This week we had brought again items from the collection to the Salesian Sisters in Lviv and also transported medicines and other things to those in need. “Las Rąk” provided us with 1,000 sandwiches, 200 donuts, and a large number of cakes and sweets for children. Some of them we left in Ukraine, near the border crossing in Hruszów. Everything that we took was at the main train station in Lviv. The need for food among people fleeing the East and waiting for a train or bus to Poland was high. Supplies of sandwiches and cakes dispersed quickly. There are still many migrants at the station itself. Volunteers and signs reading “line up for a train to Poland” help guide people. As Sister Jolanta Lisak says, it’s a bit looser now, a big wave of migrants has passed but still, they expect the next wave.
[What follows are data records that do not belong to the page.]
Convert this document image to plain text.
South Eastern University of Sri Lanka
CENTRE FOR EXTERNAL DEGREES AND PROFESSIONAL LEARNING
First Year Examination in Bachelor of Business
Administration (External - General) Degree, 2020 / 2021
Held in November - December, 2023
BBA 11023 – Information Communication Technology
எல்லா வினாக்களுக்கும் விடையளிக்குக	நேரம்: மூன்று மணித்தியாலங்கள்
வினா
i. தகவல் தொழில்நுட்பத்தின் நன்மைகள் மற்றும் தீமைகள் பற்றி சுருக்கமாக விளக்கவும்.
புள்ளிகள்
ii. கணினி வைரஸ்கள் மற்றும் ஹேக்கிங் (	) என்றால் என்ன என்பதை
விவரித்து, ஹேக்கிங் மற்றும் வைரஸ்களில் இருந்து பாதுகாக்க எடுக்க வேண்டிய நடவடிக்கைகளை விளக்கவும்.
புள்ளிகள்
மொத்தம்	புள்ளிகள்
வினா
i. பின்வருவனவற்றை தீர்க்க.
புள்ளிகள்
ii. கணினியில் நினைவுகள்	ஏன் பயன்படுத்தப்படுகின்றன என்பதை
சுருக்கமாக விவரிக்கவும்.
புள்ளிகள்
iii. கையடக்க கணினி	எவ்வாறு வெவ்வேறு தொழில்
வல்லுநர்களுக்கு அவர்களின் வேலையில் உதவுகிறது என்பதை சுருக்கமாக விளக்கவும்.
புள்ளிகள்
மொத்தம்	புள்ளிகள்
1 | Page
In front of the station building, where there are tents of different humanitarian organizations, we met Capuchin Father Jeremiasz, a German who came to Lviv a few days ago with a brother. He has committed himself to help at the Lviv train station and together with other volunteers he prepares hot food for people and distributes sandwiches. As he put it, “We serve here, but not only by distributing food to refugees who want to go to Poland. People come up to me and ask me to bless them. Soldiers come, men and women because they are afraid of war, but they have to go and defend the country. I bless them not because they kill people, but because they have the strength to defend their country.” Father Jeremiasz helps every day from 9:00 am to 6:00 pm, very often as a priest and psychologist.
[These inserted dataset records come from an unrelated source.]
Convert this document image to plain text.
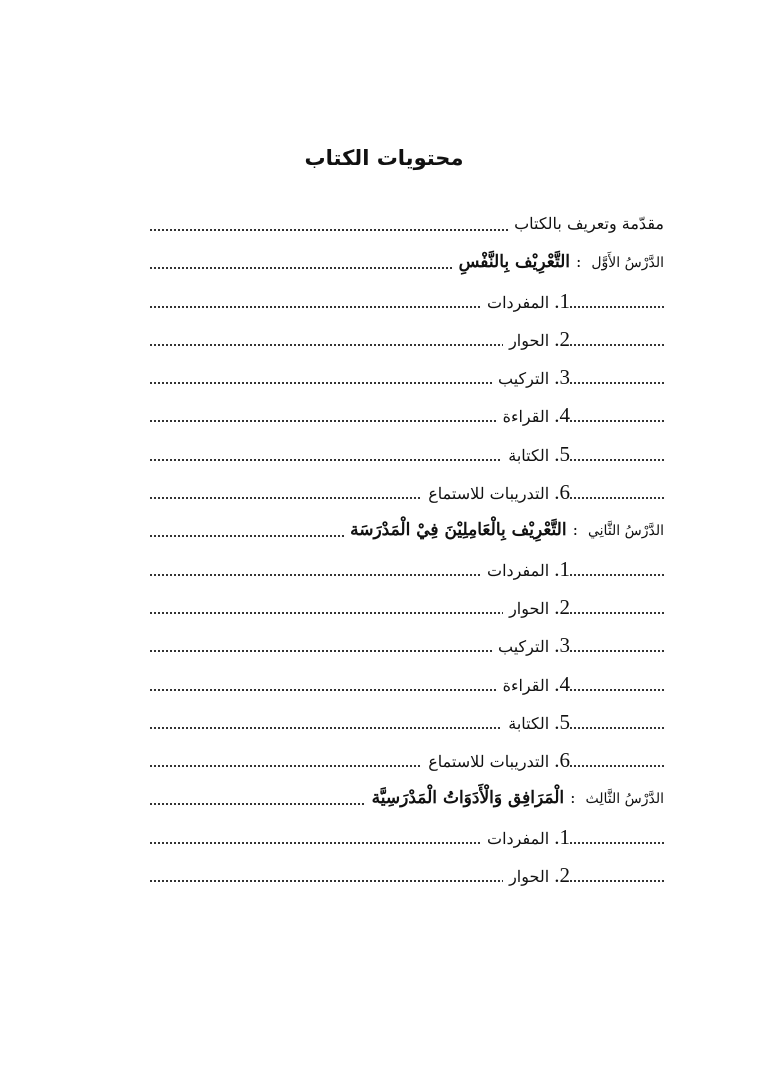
محتويات الكتاب
مقدّمة وتعريف بالكتاب
الدَّرْسُ الأَوَّل:التَّعْرِيْف بِالنَّفْسِ
1. المفردات
2. الحوار
3. التركيب
4. القراءة
5. الكتابة
6. التدريبات للاستماع
الدَّرْسُ الثَّانِي:التَّعْرِيْف بِالْعَامِلِيْنَ فِيْ الْمَدْرَسَة
1. المفردات
2. الحوار
3. التركيب
4. القراءة
5. الكتابة
6. التدريبات للاستماع
الدَّرْسُ الثَّالِث:الْمَرَافِق وَالْأَدَوَاتُ الْمَدْرَسِيَّة
1. المفردات
2. الحوار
On our return, we picked up people who were fleeing the war. They flew from Kyiv, Kharkiv, Sumy, and Zhytomyr. In one of our 3 buses, we took Svetlana and her 4 children aged 1.5, 5, 11, and 16. They escaped from Zaporizhzhia. They arrived in Lviv by train which was hit by the Russian army on the way. The lights on the train had to be turned off.

We always try to take care of the people we transport to Poland. We look for the accommodation, take them to the reception points or to the place where they will live. We help them to find their place in Poland.